Hilbert Spectra and Empirical Mode Decomposition: A Multiscale Event Analysis Method to Detect the Impact of Economic Crises on the European Carbon Market

Exploring the effect of an economic crisis on the carbon market can be propitious to understand the formation mechanisms of carbon pricing, and prompt the healthy development of the carbon market. Through the ensemble empirical mode decomposition (EEMD), a multiscale event analysis approach is proposed for exploring the effect of an economic crisis on the European carbon market. Firstly, we determine the appropriate carbon price data of the estimation and event windows to embody the impact of the interested economic crisis on carbon market.
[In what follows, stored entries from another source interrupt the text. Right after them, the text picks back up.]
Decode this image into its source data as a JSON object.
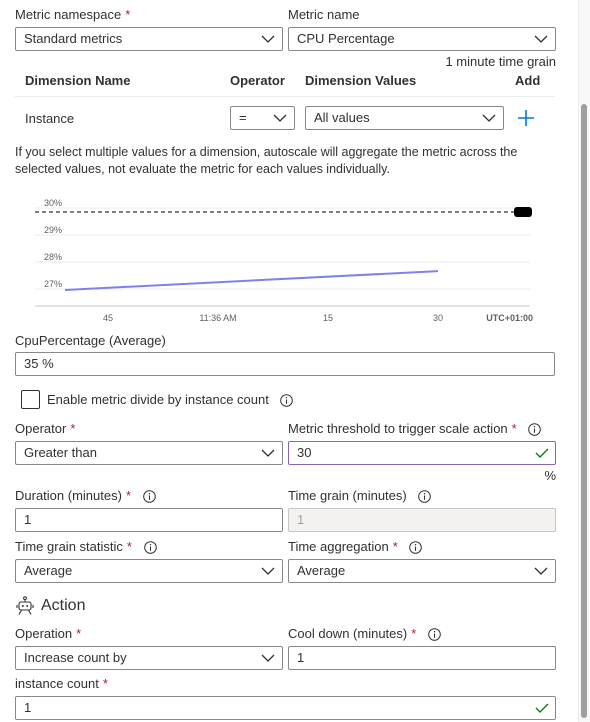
{
  "metric": {
    "namespace_label": "Metric namespace",
    "namespace_value": "Standard metrics",
    "name_label": "Metric name",
    "name_value": "CPU Percentage",
    "time_grain_note": "1 minute time grain",
    "required_mark": "*"
  },
  "dimensions": {
    "headers": {
      "name": "Dimension Name",
      "operator": "Operator",
      "values": "Dimension Values",
      "add": "Add"
    },
    "row": {
      "name": "Instance",
      "operator": "=",
      "values": "All values"
    },
    "note": "If you select multiple values for a dimension, autoscale will aggregate the metric across the selected values, not evaluate the metric for each values individually."
  },
  "chart_data": {
    "type": "line",
    "yticks": [
      "30%",
      "29%",
      "28%",
      "27%"
    ],
    "xticks": [
      "45",
      "11:36 AM",
      "15",
      "30"
    ],
    "timezone": "UTC+01:00",
    "threshold": 30,
    "ylim": [
      26.5,
      30.5
    ],
    "series": [
      {
        "x": [
          0,
          1
        ],
        "values": [
          27.0,
          27.7
        ]
      }
    ],
    "colors": {
      "line": "#7b83eb",
      "threshold": "#323130"
    }
  },
  "aggregate": {
    "label": "CpuPercentage (Average)",
    "value": "35 %"
  },
  "divide": {
    "label": "Enable metric divide by instance count",
    "checked": false
  },
  "criteria": {
    "operator_label": "Operator",
    "operator_value": "Greater than",
    "threshold_label": "Metric threshold to trigger scale action",
    "threshold_value": "30",
    "threshold_unit": "%",
    "duration_label": "Duration (minutes)",
    "duration_value": "1",
    "grain_label": "Time grain (minutes)",
    "grain_value": "1",
    "grain_stat_label": "Time grain statistic",
    "grain_stat_value": "Average",
    "aggregation_label": "Time aggregation",
    "aggregation_value": "Average"
  },
  "action": {
    "title": "Action",
    "operation_label": "Operation",
    "operation_value": "Increase count by",
    "cooldown_label": "Cool down (minutes)",
    "cooldown_value": "1",
    "count_label": "instance count",
    "count_value": "1"
  },
  "icons": {
    "info": "info-icon",
    "chevron": "chevron-down-icon",
    "add": "add-icon",
    "check": "checkmark-icon",
    "action": "robot-icon"
  },
  "colors": {
    "accent": "#0078d4",
    "required": "#a4262c",
    "valid_border": "#8764b8",
    "valid_check": "#107c10"
  }
}
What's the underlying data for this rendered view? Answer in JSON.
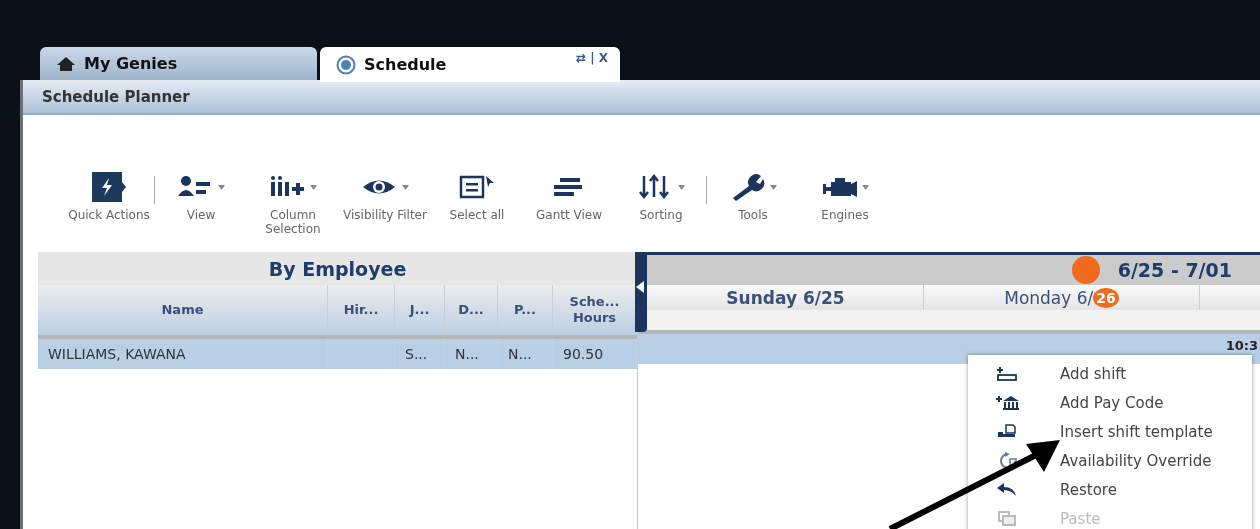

Secondly, we use the EEMD to decompose the carbon price into simple modes. Hilbert spectra are adopted to identify the main mode, which is then used to estimate the strength of an extreme event on the carbon price. Thirdly, we perform a multiscale analysis that the composition of the low-frequency modes and residue is identifying as the main mode to capture the strength of the interested economic crisis on the carbon market, and the high-frequency modes are identifying as the normal market fluctuations with a little short-term effect on the carbon market. Finally, taking the 2007–2009 global financial crisis and 2009–2013 European debt crisis as two cases, the empirical results show that contrasted with the traditional intervention analysis and event analysis with the principle of “one divides into two”, the proposed method can capture the influences of an economic crisis on the carbon market at various timescales in a nonlinear framework.